The country along the Potomac was well settled with families of gentry, and visits were made by rowboats, so that I found very soon boy companions, although Belvoir, where the Fairfaxes lived, and Mount Vernon, rebuilt in 1742, being remote, were less frequently visited.

The church at Oak Grove was the better attended, and few persons were presented or admonished for non-attendance, because on Sunday, as many drove long distances, provisions were brought, and in the oak grove near by, between services, there was a kind of picnic, very pleasant to the younger people.

VIII

Soon after going to live for a season at Wakefield with Augustine, I began to take myself more seriously than is common in boys of my age. I believe I have all my life been regarded as grave and reserved, although, in fact, a part of this was due to a certain shyness, which I never entirely overcame, and of which I have already written. My new schoolmaster, Mr. Williams, gave me a book which I still have, and which here, and later at Mount Vernon, was of use to me. It was called the “Youth’s Companion.” It contained receipts, directions for conduct and manners, how to write letters, and, what most pleased me, methods of surveying land by Gunter’s rule, and all manner of problems in arithmetic and mathematics, as well as methods of writing deeds and conveyances. Young as I was, it suited well the practical side of my nature; for how to do things, and the doing of them so as to reach practical results, have never ceased to please me.

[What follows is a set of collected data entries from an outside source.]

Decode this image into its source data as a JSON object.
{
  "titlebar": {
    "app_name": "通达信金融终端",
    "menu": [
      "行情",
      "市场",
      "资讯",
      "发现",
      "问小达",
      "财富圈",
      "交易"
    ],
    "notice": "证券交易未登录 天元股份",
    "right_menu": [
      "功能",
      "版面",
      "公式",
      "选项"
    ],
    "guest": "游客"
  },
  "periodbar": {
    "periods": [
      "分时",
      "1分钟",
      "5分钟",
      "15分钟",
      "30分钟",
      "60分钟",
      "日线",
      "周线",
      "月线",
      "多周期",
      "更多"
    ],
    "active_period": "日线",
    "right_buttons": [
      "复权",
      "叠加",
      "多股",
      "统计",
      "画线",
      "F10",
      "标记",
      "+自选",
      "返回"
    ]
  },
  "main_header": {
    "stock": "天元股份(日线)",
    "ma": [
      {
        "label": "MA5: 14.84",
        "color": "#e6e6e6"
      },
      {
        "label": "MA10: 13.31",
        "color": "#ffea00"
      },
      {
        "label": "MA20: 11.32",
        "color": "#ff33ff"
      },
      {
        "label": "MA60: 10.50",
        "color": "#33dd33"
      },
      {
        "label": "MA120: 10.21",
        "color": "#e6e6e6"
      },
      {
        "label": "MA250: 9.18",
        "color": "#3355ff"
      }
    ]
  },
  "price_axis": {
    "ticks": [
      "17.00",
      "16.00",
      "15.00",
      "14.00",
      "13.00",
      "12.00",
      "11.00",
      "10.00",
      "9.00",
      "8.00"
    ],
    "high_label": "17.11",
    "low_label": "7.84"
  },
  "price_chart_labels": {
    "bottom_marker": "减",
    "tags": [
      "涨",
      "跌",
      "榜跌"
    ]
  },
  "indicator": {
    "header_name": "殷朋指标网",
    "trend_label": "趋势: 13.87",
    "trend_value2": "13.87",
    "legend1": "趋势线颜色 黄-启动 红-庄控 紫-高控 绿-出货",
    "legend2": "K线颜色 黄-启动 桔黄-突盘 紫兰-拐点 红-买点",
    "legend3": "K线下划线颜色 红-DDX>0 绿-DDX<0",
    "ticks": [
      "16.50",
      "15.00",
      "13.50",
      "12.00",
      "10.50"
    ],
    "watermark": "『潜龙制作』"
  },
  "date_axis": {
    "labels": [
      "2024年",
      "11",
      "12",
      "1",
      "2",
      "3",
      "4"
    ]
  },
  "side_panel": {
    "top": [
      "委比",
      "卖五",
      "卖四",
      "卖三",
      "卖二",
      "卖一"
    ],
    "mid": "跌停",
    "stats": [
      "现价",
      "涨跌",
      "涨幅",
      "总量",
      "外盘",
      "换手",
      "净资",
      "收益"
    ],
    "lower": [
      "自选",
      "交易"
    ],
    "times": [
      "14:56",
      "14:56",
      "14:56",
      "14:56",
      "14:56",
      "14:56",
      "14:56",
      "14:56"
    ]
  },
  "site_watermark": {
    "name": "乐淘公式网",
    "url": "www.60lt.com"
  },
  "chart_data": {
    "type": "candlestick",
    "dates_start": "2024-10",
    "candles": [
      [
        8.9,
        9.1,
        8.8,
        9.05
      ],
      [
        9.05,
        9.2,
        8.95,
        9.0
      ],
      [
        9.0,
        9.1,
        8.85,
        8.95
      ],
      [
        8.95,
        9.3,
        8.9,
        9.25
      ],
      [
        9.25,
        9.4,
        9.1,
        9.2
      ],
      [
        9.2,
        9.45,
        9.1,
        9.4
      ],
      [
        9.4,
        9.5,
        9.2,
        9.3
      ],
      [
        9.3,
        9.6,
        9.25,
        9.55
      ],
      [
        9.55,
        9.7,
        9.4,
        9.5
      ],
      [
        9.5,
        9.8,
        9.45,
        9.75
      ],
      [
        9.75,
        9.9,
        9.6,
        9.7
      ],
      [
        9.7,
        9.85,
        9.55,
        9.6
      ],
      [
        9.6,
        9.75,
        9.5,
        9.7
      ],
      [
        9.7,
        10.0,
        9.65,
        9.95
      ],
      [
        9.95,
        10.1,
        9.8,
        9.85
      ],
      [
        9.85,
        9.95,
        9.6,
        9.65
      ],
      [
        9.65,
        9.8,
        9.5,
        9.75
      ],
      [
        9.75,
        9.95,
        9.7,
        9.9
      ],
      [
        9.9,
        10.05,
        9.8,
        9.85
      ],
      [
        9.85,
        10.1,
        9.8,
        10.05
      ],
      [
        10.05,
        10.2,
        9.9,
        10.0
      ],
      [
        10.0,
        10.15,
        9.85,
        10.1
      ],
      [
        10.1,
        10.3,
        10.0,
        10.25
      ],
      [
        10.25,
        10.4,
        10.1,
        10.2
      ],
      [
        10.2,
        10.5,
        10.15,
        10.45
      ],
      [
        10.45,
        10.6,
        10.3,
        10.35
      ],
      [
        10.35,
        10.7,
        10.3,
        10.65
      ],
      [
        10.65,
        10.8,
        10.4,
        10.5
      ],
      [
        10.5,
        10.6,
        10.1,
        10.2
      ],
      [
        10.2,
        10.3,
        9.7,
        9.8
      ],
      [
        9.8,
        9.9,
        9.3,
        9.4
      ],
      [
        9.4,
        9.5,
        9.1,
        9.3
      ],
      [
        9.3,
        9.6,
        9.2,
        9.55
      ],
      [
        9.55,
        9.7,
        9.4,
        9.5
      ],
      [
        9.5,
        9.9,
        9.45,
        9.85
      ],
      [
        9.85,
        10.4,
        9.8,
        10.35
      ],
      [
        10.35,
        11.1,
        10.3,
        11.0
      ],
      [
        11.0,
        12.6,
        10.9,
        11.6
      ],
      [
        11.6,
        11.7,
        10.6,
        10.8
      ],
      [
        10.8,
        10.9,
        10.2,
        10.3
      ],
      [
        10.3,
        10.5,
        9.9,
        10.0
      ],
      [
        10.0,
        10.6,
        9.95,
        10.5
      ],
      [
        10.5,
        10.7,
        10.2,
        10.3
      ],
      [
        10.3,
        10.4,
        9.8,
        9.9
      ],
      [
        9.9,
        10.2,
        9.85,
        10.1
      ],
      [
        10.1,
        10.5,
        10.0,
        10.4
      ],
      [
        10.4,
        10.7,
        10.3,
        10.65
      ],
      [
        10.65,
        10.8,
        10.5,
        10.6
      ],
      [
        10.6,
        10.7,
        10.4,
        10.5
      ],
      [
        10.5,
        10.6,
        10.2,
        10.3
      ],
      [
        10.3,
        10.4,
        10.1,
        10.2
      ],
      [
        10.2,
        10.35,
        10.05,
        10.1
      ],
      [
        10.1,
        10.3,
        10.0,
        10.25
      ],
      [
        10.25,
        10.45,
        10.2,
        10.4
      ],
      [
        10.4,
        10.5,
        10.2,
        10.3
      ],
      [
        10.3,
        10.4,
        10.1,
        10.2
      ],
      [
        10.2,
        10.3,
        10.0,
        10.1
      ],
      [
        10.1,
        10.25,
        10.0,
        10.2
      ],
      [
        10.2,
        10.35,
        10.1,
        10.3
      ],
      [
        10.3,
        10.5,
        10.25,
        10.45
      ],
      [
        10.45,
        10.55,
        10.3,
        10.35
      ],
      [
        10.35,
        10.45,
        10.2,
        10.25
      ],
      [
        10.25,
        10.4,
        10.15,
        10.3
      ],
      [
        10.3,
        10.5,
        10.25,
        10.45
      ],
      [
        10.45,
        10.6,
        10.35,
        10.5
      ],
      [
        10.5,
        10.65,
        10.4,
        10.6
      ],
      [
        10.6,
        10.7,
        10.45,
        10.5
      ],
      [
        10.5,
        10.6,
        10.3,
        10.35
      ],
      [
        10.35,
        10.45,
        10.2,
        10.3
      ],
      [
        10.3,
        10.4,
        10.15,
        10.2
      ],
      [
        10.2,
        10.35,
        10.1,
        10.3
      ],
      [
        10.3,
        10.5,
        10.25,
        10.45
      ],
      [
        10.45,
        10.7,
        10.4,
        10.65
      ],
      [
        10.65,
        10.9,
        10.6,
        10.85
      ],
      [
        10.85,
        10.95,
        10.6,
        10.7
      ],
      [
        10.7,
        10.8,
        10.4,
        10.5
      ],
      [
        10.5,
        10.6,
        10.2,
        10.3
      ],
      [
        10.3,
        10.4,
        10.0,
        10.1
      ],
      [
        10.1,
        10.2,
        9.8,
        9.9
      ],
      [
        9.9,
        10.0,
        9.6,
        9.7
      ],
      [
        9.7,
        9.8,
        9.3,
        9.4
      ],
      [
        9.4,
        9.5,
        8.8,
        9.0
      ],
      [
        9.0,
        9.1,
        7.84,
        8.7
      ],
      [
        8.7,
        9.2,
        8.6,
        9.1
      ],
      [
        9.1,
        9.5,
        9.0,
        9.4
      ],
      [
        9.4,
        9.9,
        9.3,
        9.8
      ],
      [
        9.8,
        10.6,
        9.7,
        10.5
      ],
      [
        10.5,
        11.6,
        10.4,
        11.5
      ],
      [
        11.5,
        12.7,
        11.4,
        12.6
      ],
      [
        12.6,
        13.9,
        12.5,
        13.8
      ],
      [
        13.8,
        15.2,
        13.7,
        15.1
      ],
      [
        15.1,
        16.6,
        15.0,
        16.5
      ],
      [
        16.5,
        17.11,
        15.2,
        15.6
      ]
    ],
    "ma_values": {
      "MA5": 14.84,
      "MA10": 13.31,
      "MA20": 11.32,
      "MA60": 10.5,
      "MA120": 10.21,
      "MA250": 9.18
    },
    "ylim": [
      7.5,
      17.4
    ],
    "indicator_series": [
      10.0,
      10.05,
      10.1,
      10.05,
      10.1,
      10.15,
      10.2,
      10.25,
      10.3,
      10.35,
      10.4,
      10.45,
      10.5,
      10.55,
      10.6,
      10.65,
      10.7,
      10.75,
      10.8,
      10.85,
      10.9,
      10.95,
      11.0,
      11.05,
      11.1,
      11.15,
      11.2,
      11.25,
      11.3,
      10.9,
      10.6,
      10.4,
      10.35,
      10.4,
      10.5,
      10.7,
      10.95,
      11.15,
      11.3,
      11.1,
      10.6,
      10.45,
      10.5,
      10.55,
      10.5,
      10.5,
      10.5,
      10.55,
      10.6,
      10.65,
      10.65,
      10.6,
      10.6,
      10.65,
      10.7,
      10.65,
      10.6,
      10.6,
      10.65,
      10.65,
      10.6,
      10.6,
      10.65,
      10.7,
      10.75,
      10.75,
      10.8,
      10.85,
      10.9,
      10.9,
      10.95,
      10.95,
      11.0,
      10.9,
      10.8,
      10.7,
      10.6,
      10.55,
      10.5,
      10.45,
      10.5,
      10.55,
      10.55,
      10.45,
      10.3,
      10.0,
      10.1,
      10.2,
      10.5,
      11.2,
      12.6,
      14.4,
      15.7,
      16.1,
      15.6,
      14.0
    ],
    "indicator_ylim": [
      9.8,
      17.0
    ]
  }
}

My mother’s natural desire for my presence wore out the patience of Augustine, and I was at last, after some months (but I do not remember exactly how long), sent back to her and to a school kept by the Rev. James Marye, a gentleman of Huguenot descent, at Fredericksburg, and from whom I might have learned French. My father had been desirous, I know not why, that I should learn that language; but this I never did, to my regret. I should have been saved some calumny, as I shall mention, and later also inconvenience, when I had to deal with French officers during the great war. I had then to make use of Mr. Duponceau and of Lieutenant-Colonel Hugh Wynne of my staff, but had been better served by G. W. had I known the French tongue.

I was at this time about fourteen, and was, as I said, a rather grave lad. I was industrious as to what I liked, but fond of horses and the chase, and was big of my years, masterful, and of more than common bodily strength.

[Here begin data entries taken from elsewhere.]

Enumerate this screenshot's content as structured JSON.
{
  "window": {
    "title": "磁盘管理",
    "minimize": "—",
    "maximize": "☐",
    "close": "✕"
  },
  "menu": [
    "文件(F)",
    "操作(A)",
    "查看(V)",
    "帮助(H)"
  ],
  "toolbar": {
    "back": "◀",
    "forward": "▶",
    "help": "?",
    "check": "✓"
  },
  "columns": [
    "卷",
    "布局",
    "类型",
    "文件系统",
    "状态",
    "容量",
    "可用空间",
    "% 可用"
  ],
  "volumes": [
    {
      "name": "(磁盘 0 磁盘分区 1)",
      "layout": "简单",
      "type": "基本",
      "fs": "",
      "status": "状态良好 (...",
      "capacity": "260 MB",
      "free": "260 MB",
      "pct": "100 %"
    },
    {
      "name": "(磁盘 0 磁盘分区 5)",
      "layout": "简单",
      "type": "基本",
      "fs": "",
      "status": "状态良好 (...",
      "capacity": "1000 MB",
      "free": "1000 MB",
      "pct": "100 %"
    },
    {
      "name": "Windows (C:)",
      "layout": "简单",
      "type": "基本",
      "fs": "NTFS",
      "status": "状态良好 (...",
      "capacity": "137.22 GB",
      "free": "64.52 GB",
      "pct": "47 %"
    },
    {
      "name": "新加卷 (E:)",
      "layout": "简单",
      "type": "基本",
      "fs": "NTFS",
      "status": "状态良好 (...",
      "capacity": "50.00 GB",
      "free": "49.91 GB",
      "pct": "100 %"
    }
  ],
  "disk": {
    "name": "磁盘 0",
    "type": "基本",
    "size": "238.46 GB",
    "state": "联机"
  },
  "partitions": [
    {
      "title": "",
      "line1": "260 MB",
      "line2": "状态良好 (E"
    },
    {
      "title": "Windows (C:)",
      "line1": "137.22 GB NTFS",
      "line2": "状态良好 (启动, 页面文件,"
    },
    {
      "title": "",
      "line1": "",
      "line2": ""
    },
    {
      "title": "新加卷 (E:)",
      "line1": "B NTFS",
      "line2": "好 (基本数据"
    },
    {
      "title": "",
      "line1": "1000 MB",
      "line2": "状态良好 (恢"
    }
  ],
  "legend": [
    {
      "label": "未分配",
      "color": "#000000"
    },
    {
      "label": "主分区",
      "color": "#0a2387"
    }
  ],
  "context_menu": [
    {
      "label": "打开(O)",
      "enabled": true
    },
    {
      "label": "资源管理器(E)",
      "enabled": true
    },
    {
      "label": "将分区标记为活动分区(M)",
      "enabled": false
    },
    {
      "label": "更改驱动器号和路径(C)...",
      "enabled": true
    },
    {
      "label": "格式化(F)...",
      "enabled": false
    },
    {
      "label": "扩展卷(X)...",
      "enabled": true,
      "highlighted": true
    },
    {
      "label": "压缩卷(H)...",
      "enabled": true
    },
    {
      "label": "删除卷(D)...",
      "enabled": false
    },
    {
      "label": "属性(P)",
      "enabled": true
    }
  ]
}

I was not more unfortunate than most other young Virginians in regard to education. Governor Spottiswood, as I have heard, found no members of the majority in the House who could spell correctly or write so as to state clearly their grievances. There were persons, like the late Colonel Byrd, who were exceptions, but these were usually such as had been abroad. Patrick Henry, long after this time, observed to my sister that, even if we Virginians had little education, Mother Wit was better than Mother Country, for the gentlemen who came back brought home more vices than virtues. In fact, this may have been my father’s opinion; for, although he sent Lawrence and Augustine to the Appleby School in England, he would not allow of any long residence in London, where, he said, “men’s manners are finished, but so, too, are their virtues.”

For a few months in the next year I spent about half of the time with my mother. While there I studied, as before, at the school kept by the Rev. Mr. Marye. The rest of the time was spent in the company of Lawrence and his lady at Mount Vernon.

Lawrence was a tall man, narrow-chested, and less vigorous than Augustine. He was, however, fond of the chase and fox-hunting, and had books in larger number than was usual among planters. I remember him as very pleasing in his ways, and possessed of a certain reserve and gravity of demeanour, which, as my sister Betty Lewis remarked, made his rare expressions of affection more valuable.